1. Retinoblastoma: It is more likely to be confused with Coats disease, and there are often those who remove the eyeball because Coats disease mistakenly believes in the tumor.

2. Retinopathy of prematurity: white pupils should be differentiated from Coats disease in the late stage, but this disease is mostly caused by both eyes. It is more common in premature infants who have received oxygen therapy.

3. Metastatic endophthalmitis: often secondary to acute infections of the whole body, especially lung infections.

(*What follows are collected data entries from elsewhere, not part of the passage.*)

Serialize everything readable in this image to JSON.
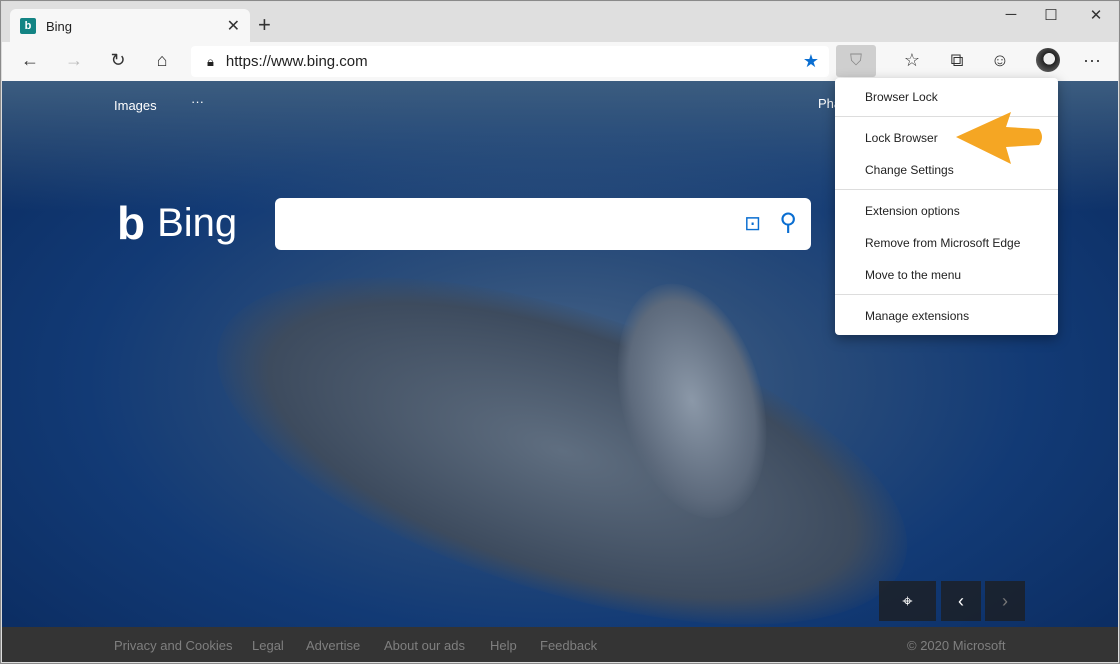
{
  "tab": {
    "title": "Bing",
    "logo": "b"
  },
  "window": {
    "minimize": "─",
    "maximize": "☐",
    "close": "✕",
    "new_tab": "+"
  },
  "toolbar": {
    "url": "https://www.bing.com"
  },
  "bing": {
    "nav_images": "Images",
    "nav_more": "···",
    "nav_partial": "Pha",
    "brand": "Bing",
    "brand_mark": "b"
  },
  "menu": {
    "header": "Browser Lock",
    "items": [
      "Lock Browser",
      "Change Settings",
      "Extension options",
      "Remove from Microsoft Edge",
      "Move to the menu",
      "Manage extensions"
    ]
  },
  "footer": {
    "links": [
      "Privacy and Cookies",
      "Legal",
      "Advertise",
      "About our ads",
      "Help",
      "Feedback"
    ],
    "copyright": "© 2020 Microsoft"
  },
  "colors": {
    "accent": "#0a6ed1",
    "arrow": "#f5a623",
    "footer_bg": "#343434"
  }
}
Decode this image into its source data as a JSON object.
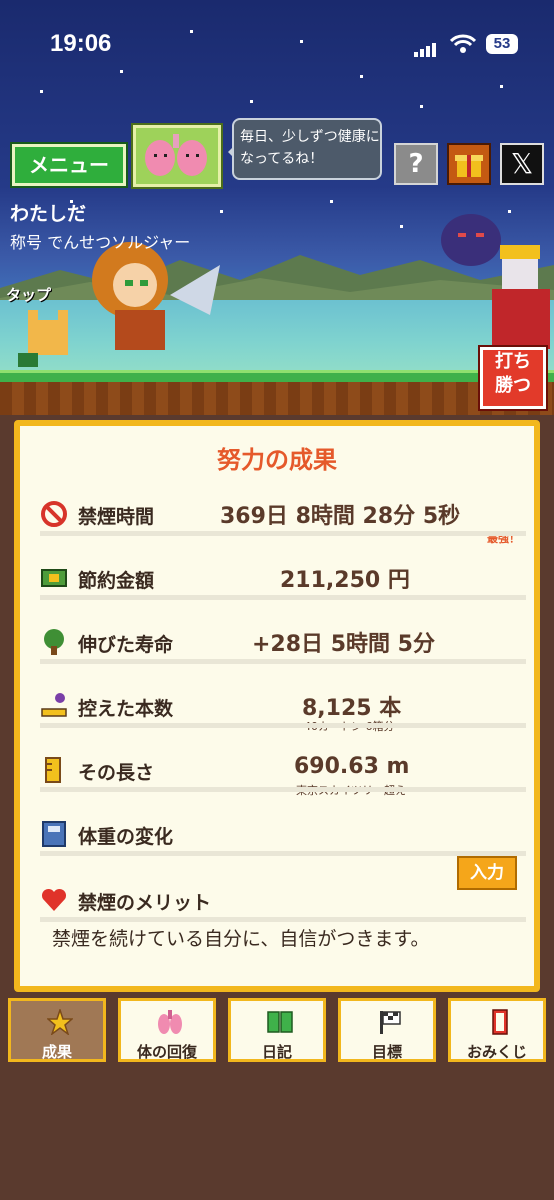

There are often different degrees of inflammation in the anterior segment of the eye, such as the posterior corneal wall, positive flash of aqueous humor, narrowing of the pupil, and other signs of uveitis. .

4. Age-related macular degeneration: elderly patients with a small number of Coats disease should be differentiated from macular degeneration, the latter lesions are always in the macular area, there may be repeated bleeding and large exudation, but the retinal blood vessels have no tumor-like changes.

5. Diabetic retinopathy: Sometimes there is ring exudation and microangioma, but diabetic patients often have bilateral eye disease, and have a history, symptoms and signs of systemic diabetes.

In addition, central retinal vein occlusion, diabetic retinopathy, etc., can sometimes be seen under the examination of the Coats disease (large yellow-white exudation, microangioma, cholesterol crystallization), is called Coats disease-like reaction .

The material in this site is intended to be of general informational use and is not intended to constitute medical advice, probable diagnosis, or recommended treatments.